Doch nicht nur in Deutschland, auch im Euroraum steigt die Inflationsrate deutlich. Weidmann verwies darauf, derzeit legten „marktbasierte Indikatoren (sogenannte Inflationsswaps) eine Inflationsrate von rund drei Prozent für den Euroraum im Jahresdurchschnitt 2022 nahe.

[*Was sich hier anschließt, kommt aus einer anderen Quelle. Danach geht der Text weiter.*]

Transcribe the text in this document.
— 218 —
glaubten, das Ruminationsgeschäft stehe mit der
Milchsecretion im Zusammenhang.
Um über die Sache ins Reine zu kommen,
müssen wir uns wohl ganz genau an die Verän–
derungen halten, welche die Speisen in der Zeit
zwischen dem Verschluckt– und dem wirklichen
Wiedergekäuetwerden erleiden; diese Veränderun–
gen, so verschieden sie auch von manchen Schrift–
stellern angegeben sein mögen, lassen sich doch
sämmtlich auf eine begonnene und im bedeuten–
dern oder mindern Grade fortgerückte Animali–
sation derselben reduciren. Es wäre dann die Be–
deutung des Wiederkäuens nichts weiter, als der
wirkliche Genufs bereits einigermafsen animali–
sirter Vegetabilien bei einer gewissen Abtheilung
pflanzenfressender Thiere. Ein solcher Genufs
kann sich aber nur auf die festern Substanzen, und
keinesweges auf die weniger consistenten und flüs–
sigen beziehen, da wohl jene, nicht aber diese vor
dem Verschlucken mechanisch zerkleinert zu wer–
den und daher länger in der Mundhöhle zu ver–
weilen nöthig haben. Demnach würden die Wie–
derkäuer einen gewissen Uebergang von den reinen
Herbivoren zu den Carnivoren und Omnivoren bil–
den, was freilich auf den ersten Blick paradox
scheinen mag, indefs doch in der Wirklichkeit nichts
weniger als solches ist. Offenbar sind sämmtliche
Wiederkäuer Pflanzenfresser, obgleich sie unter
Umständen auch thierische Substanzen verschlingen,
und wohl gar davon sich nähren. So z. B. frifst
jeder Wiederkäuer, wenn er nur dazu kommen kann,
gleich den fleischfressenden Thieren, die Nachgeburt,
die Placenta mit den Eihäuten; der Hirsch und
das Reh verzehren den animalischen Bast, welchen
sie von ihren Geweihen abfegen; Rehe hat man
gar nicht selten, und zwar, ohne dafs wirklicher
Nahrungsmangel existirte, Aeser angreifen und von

Noch im Januar hatte diese Termininflationsrate gerade mal ein Prozent betragen.“ Für Weidmann ist die Konsequenz klar: „Alles zusammengenommen könnte es aber eben durchaus sein, dass die Inflationsrate im Euroraum in der mittleren Frist nicht wieder unter zwei Prozent fällt. Deshalb sollte die Geldpolitik nicht einseitig auf das Risiko einer zu niedrigen Inflationsrate schauen, sondern auch auf das Risiko einer hartnäckig zu hohen Inflationsrate achten.“

Bisher sind seine Warnungen im EZB-Tower in Frankfurt verpufft. Christine Lagarde hat allenfalls wolkig in ferner Zukunft liegende Zinsänderungen der EZB in Aussicht gestellt. Weidmann hält dies für falsch. Notfallmaßnahmen seien zu Recht eng an die Pandemie gebunden und müssten beendet werden, „sobald die Notsituation überwunden ist“. Zudem müsse die „Geldpolitik insgesamt wieder normalisiert werden“. Geldpolitische Entscheidungen müsste immer „unter Unsicherheiten“ getroffen werden. Deshalb plädiert er dafür, die Geldpolitik „rechtzeitig und graduell“ zu normalisieren. Eine solche Geldpolitik dürfte zwar „wenig Beifall finden – sowohl an den Finanzmärkten als auch bei den Staaten. Schließlich werden deren Finanzierungskosten von der Geldpolitik beeinflusst. Von äußerem Druck dürfen sich die Notenbanken aber nicht beirren lassen. Um keine falschen Erwartungen aufkommen zu lassen, sollten sie schon heute mit klarer Stimme kommunizieren: Wir werden die Preisstabilität auch dann sichern, wenn es zu Konflikten mit Zielen anderer Politikbereiche kommt. Genau für diesen Fall wurde den Notenbanken die Unabhängigkeit gewährt.“

Weidmann ist sich erneut treu geblieben. Dafür gebührt ihm allergrößter Respekt. Gleichzeitig hat seine Rede noch einmal verdeutlicht, warum er sich für den freiwilligen Rückzug vom Amt des Bundesbankpräsidenten, auch im Licht der neuen Koalition, entschieden hat.

Margarete Müller dürfte es daher sehr gefreut haben, dass es noch Weidmann war, der ihr zuvor großes Lob für ihre Arbeit bei der Bundesbank gezollt hatte. Er würdigte dabei vor allem auch Müllers starke und sehr menschliche Führung, die ganz auf den Teamgedanken gesetzt habe. „In Ihrem ersten Weihnachtsbrief als HV-Präsidentin“, so Weidmann, „schrieben Sie: >>Ich bin überzeugt, dass gegenseitige Wertschätzung und Zusammenhalt uns weiterbringen<<. Und für Wertschätzung und Zusammenhalt haben Sie viel unternommen.“ Unter Müllers Führung sei ein besonderer Geist gewachsen. Sinnbildlich dafür stehe ein Satz, den sie einmal gegenüber ihren Kolleginnen und Kollegen verwandt habe: „Das Ganze ist mehr als die Summe seiner Teile“. Wenn nicht alles täuscht, ist das auch das Konzept der neuen Ampel-Regierung.